Las fiestas en la mansión del ministro eran buenas excusas para dejar momentáneamente en el olvido las dificultades políticas y económicas por las que pasaba Costa Paraíso.

El doctor Amílcar Bravo pertenecía al seno de una familia acomodada en las épocas de la presidencia de don Hilario Fonseca. Su padre había sido Director del Banco Central y gozaba de prestigio entre los principales circuitos económicos del mundo occidental y cristiano. Desde temprana edad comenzó a pasar temporadas anuales en Boston, donde su progenitor contaba con una propiedad cercana a la prestigiosa casa de altos estudios. Allí obtendría su Maestría en Economía. Harvard se convirtió en su segundo hogar. Entonces, nacieron los principales vínculos que a la postre le permitirían operar financieramente desde su Ministerio de Hacienda.

Haber pertenecido a la élite de los amigos del poder en los tiempos de Fonseca no constituyó en escollo insalvable para la familia Bravo. Es más, hubo muchos de los beneficiados del anterior régimen que astutamente tomaron contacto con el general Fulgencio meses antes de que descendiera de las selvas aledañas para hacerse cargo de San Andrés en nombre del pueblo soberano. Eran esos mismos personajes que mantendrían sus situaciones de privilegio ofreciendo contactos y manipulaciones económicas, necesarios para el gobierno revolucionario. Las presiones internacionales en dirección de una salida democrática mantenían aislada la precaria economía del país caribeño.
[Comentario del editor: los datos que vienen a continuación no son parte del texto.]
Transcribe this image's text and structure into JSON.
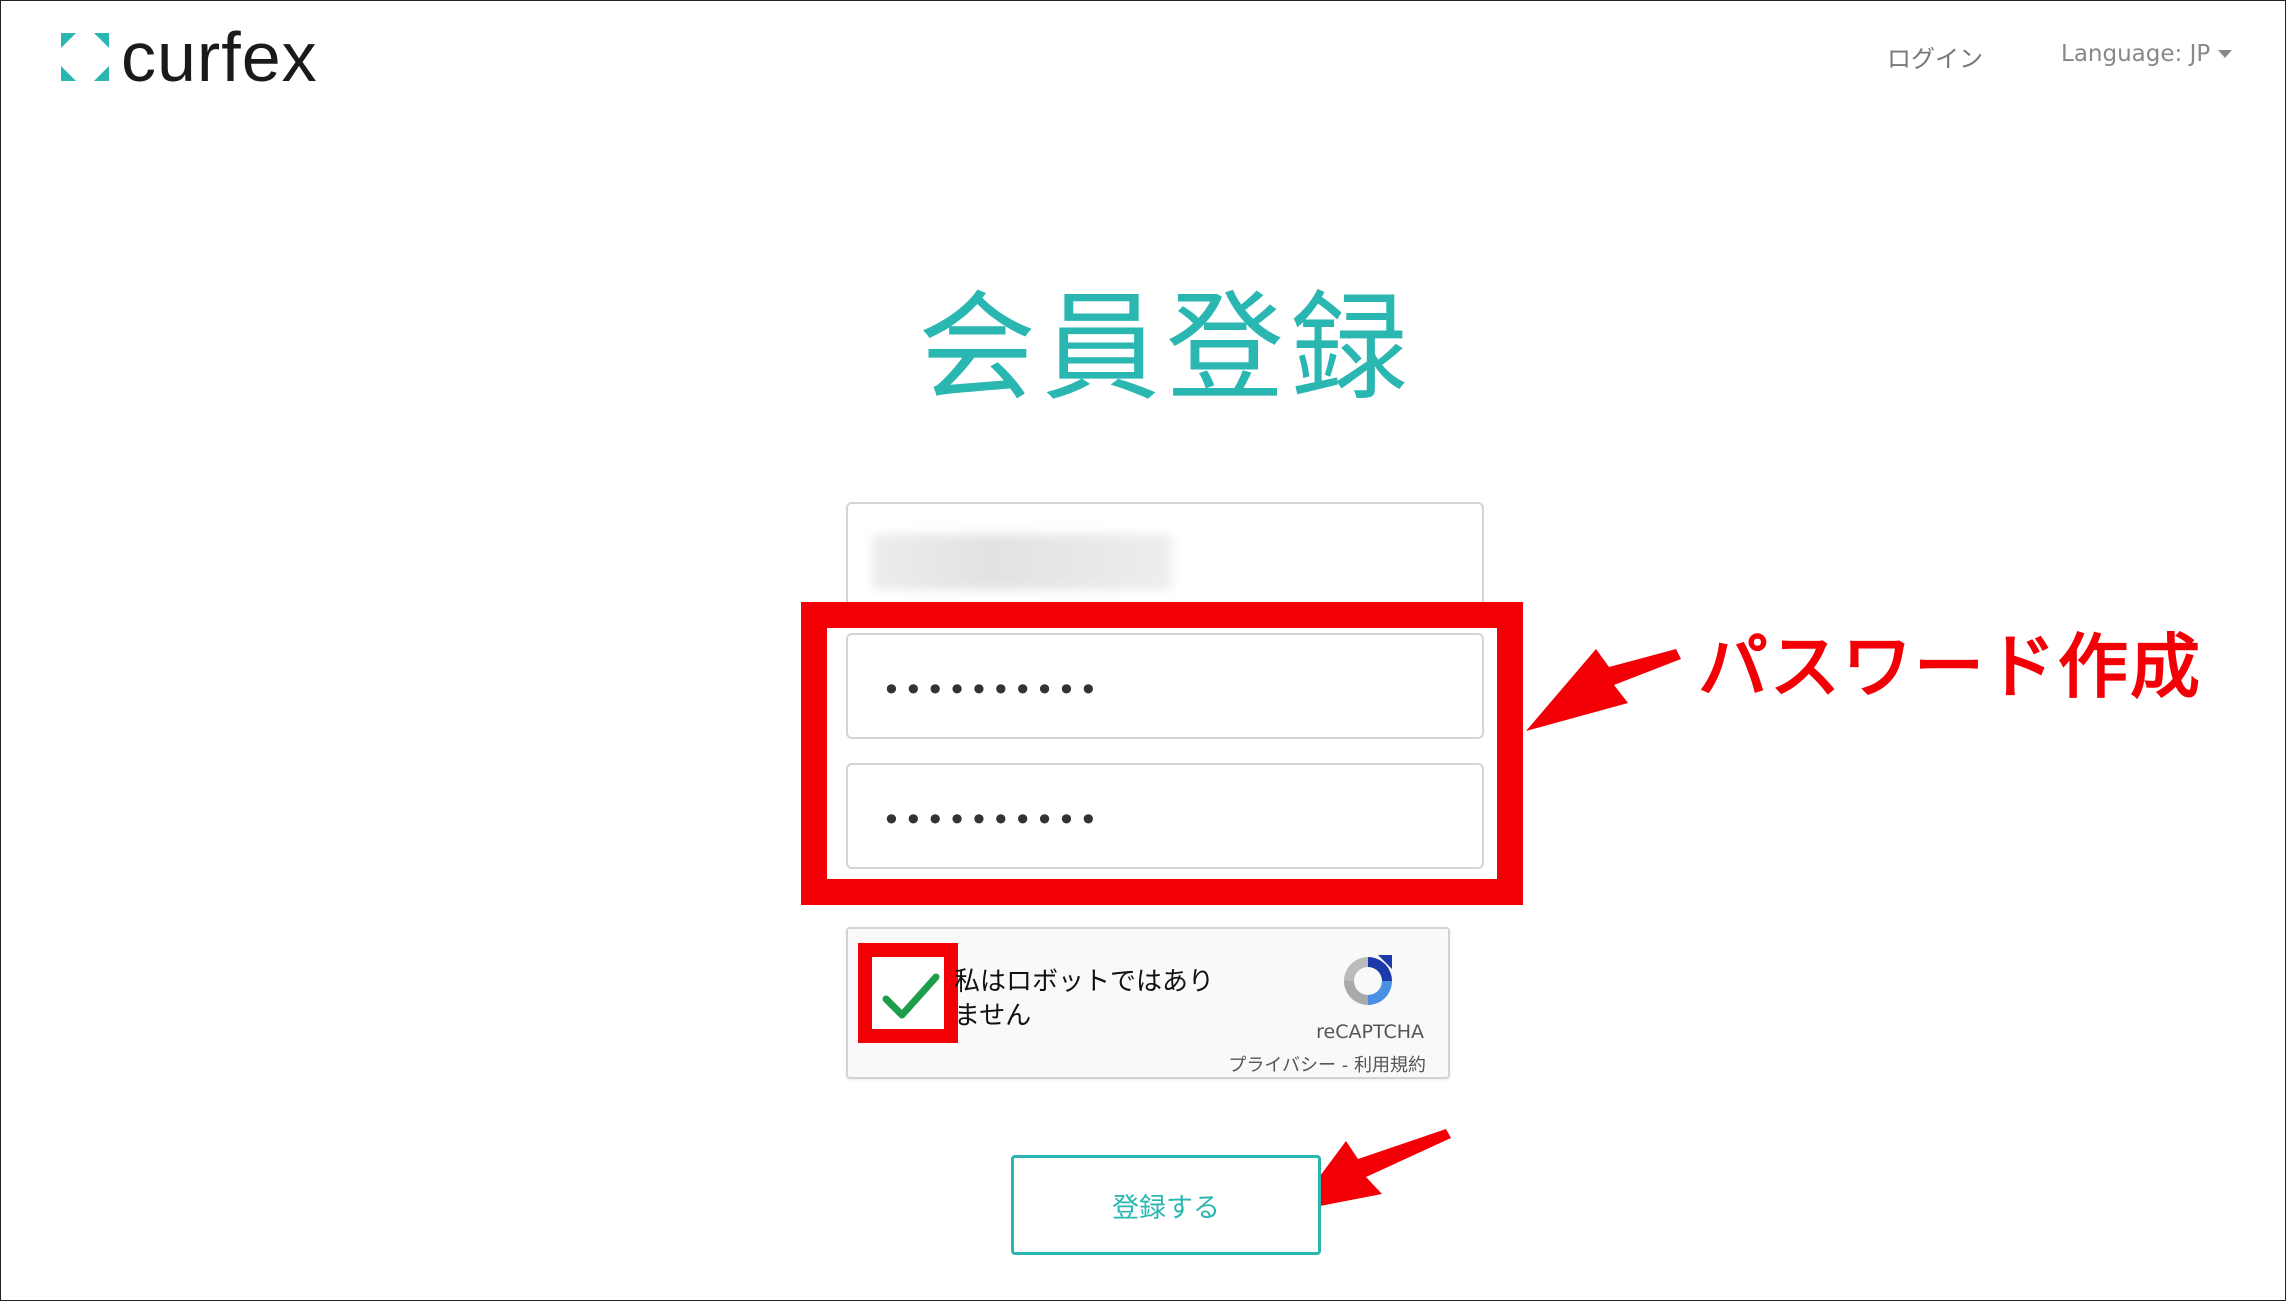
{
  "header": {
    "logo_text": "curfex",
    "login_link": "ログイン",
    "language_selector": "Language: JP"
  },
  "main": {
    "title": "会員登録",
    "password_field_1": {
      "masked_value": "••••••••••"
    },
    "password_field_2": {
      "masked_value": "••••••••••"
    },
    "recaptcha": {
      "label_line1": "私はロボットではあり",
      "label_line2": "ません",
      "checked": true,
      "brand": "reCAPTCHA",
      "links": "プライバシー - 利用規約"
    },
    "submit_label": "登録する"
  },
  "annotations": {
    "password_note": "パスワード作成",
    "highlight_color": "#f20006"
  },
  "colors": {
    "accent": "#2ab7b2",
    "annotation_red": "#f20006"
  }
}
La familia Bravo sobrevivió a la revolución sangrienta de la Fuerza Gregoriana y en los tiempos actuales se encontraba bien posicionada. El propio don Atilio Fulgencio solía visitar la mansión ubicada en el Barrio de Santa Elisa. En la exclusiva vecindad había pasado don Pablo Gutiérrez su niñez y juventud antes de convertirse en el enemigo intelectual del régimen.

Era sabido que el general se sentía atraído por doña Carlota Bravo, la mujer de su ministro. Algunos afirmaban que el viejo zorro ya la había hecho su amante. Esta situación resultaba apetecible para el propio don Amílcar. La impronta lo posicionaba en las altas cumbres dentro de las preferencias de Fulgencio. Sin embargo, el general se mostraba recatado con la frecuencia de sus visitas a la quinta de la familia Bravo. No le gustaba mostrar públicamente el lado flaco de su personalidad, por otra parte tan conocido y comentado en privado por los allegados. Las mujeres bonitas lo perdían y doña Carlota era una mujer de belleza irresistible.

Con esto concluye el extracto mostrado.